Just want to introduce myself. My name is Bobby, and the Cheetoh is Grimalkin ("Grim"), as the screen name implies  

Grim just came to live with my girlfriend, her Jerk Russell Terror, and myself last Saturday. He's just shy of 6 months old and already weighs 10 pounds. Aside from the new house/new people jitters, he's been great so far. I'm looking forward to many years with my big boy. Here he is:










For those that don't know the breed, he's a Cheetoh. Grimalkin is a grey ghost cat from Celtic lore that roams the Scottish Highlands. It was also the name of Nostradamus's cat and the name of the witches cat in MacBeth. Literally translated, it means "Grey Demon". 
He should reach around 20-25 pounds when he's full grown. Here's a few pics. 

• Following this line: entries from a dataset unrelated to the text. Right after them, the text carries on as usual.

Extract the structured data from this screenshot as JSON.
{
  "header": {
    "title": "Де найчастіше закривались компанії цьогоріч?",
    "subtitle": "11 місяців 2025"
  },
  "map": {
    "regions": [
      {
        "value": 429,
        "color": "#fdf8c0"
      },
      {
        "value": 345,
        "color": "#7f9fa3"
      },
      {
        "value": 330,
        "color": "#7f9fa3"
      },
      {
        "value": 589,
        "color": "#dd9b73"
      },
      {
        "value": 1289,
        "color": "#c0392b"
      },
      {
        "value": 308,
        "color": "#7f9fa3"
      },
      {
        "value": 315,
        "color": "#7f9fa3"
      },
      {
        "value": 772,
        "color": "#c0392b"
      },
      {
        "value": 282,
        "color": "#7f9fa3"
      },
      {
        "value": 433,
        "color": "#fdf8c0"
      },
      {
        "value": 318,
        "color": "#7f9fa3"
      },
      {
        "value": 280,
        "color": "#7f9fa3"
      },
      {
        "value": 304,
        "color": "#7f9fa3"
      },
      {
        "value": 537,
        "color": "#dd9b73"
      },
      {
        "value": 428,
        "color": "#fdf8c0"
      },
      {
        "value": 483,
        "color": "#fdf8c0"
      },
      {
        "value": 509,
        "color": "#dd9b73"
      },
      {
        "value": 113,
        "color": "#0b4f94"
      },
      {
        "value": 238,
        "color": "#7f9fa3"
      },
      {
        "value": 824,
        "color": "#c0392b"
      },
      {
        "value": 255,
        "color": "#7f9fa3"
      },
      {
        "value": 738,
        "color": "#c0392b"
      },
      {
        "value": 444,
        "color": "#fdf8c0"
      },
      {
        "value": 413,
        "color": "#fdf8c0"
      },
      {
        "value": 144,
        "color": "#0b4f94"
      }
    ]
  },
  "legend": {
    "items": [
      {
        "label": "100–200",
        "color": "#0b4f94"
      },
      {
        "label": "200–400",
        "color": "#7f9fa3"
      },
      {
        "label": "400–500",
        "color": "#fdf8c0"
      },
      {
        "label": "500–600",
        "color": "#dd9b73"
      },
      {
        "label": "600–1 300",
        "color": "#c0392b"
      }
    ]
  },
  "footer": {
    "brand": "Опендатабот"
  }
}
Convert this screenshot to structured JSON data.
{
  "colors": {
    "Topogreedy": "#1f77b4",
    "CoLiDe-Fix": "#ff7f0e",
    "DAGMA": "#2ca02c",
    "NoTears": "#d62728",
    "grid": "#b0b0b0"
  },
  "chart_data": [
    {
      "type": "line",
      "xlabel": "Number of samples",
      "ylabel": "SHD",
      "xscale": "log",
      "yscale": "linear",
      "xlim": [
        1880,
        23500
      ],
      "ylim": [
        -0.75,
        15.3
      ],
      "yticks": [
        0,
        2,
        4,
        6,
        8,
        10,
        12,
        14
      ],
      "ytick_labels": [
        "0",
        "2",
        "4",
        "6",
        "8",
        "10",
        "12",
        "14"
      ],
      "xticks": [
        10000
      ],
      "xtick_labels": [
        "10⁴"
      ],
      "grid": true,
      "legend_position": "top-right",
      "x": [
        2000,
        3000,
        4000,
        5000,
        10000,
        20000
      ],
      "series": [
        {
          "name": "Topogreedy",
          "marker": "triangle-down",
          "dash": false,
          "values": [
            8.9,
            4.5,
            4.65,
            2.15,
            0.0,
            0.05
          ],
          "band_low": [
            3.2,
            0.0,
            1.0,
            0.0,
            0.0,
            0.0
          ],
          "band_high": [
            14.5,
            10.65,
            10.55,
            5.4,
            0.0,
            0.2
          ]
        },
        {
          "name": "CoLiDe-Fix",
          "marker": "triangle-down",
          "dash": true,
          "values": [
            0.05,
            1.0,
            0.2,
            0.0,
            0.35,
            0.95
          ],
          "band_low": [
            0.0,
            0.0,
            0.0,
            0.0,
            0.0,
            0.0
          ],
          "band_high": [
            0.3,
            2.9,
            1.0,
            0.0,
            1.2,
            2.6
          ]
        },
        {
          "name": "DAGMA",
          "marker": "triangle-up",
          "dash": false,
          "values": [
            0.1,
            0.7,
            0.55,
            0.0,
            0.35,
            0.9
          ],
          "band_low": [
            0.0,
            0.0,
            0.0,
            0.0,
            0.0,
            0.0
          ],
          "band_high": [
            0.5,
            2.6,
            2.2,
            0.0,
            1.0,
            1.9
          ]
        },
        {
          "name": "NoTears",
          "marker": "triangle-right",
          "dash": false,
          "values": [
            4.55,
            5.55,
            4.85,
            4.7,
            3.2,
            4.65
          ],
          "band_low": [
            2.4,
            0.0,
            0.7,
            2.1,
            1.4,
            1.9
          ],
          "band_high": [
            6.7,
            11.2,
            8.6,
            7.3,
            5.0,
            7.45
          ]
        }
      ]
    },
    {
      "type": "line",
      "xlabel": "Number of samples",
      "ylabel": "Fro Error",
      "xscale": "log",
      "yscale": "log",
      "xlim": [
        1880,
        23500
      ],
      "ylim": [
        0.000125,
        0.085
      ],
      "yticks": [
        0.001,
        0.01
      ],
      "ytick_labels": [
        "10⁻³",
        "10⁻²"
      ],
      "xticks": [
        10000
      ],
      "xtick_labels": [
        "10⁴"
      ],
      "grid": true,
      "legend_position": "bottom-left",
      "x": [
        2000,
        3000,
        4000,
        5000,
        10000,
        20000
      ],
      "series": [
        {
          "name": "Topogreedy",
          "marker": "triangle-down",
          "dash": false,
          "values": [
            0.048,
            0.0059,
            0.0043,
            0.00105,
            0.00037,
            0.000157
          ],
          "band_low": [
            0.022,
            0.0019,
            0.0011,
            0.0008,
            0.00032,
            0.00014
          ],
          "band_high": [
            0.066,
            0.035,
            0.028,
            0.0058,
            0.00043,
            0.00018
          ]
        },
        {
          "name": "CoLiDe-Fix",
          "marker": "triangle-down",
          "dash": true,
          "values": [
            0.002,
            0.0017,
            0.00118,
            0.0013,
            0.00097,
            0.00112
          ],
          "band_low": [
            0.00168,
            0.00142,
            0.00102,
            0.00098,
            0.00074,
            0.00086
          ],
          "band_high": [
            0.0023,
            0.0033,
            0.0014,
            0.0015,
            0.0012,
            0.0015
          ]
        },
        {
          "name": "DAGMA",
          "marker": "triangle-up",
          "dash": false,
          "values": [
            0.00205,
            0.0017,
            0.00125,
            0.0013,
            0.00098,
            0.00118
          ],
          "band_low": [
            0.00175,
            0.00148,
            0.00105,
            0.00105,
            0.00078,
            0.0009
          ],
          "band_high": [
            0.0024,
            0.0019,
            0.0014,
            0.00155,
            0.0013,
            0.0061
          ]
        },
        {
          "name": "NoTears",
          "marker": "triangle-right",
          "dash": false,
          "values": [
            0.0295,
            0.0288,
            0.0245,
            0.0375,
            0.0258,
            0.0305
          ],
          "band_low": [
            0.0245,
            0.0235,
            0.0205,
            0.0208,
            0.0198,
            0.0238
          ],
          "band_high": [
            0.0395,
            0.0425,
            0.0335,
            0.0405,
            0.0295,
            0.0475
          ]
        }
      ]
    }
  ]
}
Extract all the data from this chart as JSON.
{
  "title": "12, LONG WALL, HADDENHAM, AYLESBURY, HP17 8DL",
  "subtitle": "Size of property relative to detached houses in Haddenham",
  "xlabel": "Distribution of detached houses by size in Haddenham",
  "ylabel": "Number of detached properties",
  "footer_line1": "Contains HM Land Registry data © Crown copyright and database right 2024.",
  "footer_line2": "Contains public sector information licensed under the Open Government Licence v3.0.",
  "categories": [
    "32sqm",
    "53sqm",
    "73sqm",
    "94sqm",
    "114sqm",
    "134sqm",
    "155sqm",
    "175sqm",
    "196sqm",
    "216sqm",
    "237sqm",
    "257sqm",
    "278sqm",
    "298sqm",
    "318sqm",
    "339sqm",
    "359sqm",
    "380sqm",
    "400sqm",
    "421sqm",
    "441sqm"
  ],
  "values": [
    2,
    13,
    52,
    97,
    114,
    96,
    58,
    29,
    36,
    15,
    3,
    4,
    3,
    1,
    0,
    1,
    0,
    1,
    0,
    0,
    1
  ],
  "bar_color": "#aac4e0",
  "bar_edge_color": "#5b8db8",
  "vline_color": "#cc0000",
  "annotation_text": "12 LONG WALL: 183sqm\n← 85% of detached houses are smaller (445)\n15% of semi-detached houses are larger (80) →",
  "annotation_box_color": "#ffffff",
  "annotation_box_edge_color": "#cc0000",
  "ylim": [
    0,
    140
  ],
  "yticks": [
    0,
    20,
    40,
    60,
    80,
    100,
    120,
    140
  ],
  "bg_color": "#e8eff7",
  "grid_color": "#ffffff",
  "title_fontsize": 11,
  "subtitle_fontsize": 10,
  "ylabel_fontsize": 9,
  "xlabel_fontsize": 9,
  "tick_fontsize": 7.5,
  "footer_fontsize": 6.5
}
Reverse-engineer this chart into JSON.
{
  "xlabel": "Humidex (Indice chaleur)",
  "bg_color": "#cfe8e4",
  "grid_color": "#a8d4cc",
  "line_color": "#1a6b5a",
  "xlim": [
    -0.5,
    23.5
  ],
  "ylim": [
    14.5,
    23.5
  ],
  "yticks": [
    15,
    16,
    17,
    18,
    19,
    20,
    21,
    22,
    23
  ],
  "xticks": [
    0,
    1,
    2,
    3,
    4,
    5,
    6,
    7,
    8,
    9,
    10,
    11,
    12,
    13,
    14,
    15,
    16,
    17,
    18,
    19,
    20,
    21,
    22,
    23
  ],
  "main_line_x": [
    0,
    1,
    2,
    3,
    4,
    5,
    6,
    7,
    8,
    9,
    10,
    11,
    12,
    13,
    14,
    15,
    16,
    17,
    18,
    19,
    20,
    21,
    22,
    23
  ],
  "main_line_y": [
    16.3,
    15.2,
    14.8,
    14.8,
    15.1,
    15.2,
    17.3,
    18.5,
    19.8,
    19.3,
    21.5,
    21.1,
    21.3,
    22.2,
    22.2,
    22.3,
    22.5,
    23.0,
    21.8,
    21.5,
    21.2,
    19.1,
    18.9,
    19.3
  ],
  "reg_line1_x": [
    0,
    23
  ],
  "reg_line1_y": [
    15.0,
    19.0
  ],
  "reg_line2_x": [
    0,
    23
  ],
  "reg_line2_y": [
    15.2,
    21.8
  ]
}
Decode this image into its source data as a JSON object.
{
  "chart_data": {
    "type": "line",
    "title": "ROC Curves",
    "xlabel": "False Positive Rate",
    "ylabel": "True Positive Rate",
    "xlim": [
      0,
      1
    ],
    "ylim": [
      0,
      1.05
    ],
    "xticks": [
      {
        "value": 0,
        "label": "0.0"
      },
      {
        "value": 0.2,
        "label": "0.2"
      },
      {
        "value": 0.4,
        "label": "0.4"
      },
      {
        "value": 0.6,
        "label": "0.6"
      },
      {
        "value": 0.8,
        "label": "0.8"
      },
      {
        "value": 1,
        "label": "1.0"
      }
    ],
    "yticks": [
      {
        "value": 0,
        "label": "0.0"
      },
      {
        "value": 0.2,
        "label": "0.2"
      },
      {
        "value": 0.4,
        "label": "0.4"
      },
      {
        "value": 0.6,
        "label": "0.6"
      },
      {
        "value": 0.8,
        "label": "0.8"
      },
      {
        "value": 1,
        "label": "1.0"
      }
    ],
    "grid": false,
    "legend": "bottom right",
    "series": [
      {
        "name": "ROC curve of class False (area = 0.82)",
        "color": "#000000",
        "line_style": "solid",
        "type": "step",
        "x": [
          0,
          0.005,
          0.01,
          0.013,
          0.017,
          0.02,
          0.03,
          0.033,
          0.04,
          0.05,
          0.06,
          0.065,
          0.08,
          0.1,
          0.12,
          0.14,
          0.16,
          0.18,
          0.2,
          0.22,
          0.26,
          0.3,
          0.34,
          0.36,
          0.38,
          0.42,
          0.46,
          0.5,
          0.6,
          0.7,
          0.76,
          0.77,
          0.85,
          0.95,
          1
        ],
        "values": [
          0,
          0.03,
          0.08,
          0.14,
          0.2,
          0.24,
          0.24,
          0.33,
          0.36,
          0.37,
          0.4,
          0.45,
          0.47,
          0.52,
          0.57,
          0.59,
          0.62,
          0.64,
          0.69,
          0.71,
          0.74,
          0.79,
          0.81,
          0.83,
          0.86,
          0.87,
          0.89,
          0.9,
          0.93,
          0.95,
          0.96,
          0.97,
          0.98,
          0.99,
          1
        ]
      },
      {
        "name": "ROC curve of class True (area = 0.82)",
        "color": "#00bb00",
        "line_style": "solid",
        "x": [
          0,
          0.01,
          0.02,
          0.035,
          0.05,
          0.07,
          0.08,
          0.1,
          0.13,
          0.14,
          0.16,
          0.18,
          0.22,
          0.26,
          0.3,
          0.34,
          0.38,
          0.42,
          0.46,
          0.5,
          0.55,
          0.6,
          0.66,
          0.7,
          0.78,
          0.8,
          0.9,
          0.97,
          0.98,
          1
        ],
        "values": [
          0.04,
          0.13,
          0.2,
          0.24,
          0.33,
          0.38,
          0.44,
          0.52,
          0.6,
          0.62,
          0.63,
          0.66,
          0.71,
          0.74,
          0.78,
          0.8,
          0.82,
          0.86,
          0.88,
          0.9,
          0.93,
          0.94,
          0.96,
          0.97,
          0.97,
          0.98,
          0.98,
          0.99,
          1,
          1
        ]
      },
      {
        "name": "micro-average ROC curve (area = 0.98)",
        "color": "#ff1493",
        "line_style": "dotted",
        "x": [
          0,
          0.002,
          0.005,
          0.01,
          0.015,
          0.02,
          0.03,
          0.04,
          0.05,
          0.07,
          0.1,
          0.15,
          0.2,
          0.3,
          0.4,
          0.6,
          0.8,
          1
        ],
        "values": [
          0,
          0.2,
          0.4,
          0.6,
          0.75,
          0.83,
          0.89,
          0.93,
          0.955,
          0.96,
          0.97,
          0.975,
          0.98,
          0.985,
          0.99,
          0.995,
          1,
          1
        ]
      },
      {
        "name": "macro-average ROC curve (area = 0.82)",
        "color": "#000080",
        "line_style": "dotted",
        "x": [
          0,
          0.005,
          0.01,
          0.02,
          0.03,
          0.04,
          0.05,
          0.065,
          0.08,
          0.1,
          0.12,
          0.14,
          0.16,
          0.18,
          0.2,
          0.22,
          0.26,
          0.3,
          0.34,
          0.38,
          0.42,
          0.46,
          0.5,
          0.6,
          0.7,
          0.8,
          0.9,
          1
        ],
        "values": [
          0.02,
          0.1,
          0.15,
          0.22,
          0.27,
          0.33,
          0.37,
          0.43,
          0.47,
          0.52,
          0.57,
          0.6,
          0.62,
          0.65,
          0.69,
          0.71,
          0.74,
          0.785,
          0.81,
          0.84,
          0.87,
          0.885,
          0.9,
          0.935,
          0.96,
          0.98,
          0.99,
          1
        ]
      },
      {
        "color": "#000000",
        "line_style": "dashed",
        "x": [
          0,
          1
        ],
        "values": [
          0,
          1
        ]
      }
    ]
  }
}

So far so good with the dog









big Cheshire Cat grin









BIG paws that he's going to grow into.










Looking forward to participating in the boards here.

Bobby


----------



## marie73

Welcome!

He's gorgeous!!!! Love his stripes - and his grin. :grin:



> her Jerk Russell Terror


Love it!


----------



## Susan

He's stunning! And he's definitely a big boy!


----------



## focus503

Grey Demon. 

That has much awesome.


----------



## Dave_ph

The dog looks nervous like, "How big is he gonna get?"


----------



## GrimalkinTheCheetoh

The dog should be nervous! Nah, not really. He's very mild mannered, especially for a kitten. He thinks the dog is cool, but gets nervous when the dog starts playing and gets hyper. Then he hides under the table for a bit.

Luckily, this particular Jerk Russell Terror is very friendly and not aggressive at all like most Jacks are. 

Grim is coming out his shell a little more every day. He is still VERY vocal though. He will definitely let you know what's on his mind. So far, he has about a 4 foot vertical leap when chasing the feather toy. 

Watching him grow up is going to be a lot of fun. 

I've had cats for most of my 34 years, save for the last couple years when our 22 year old kitty finally passed away and my beautiful torty went outside to play and ran across a coyote. I still miss him.

Grim fills that void though. 

Bobby


----------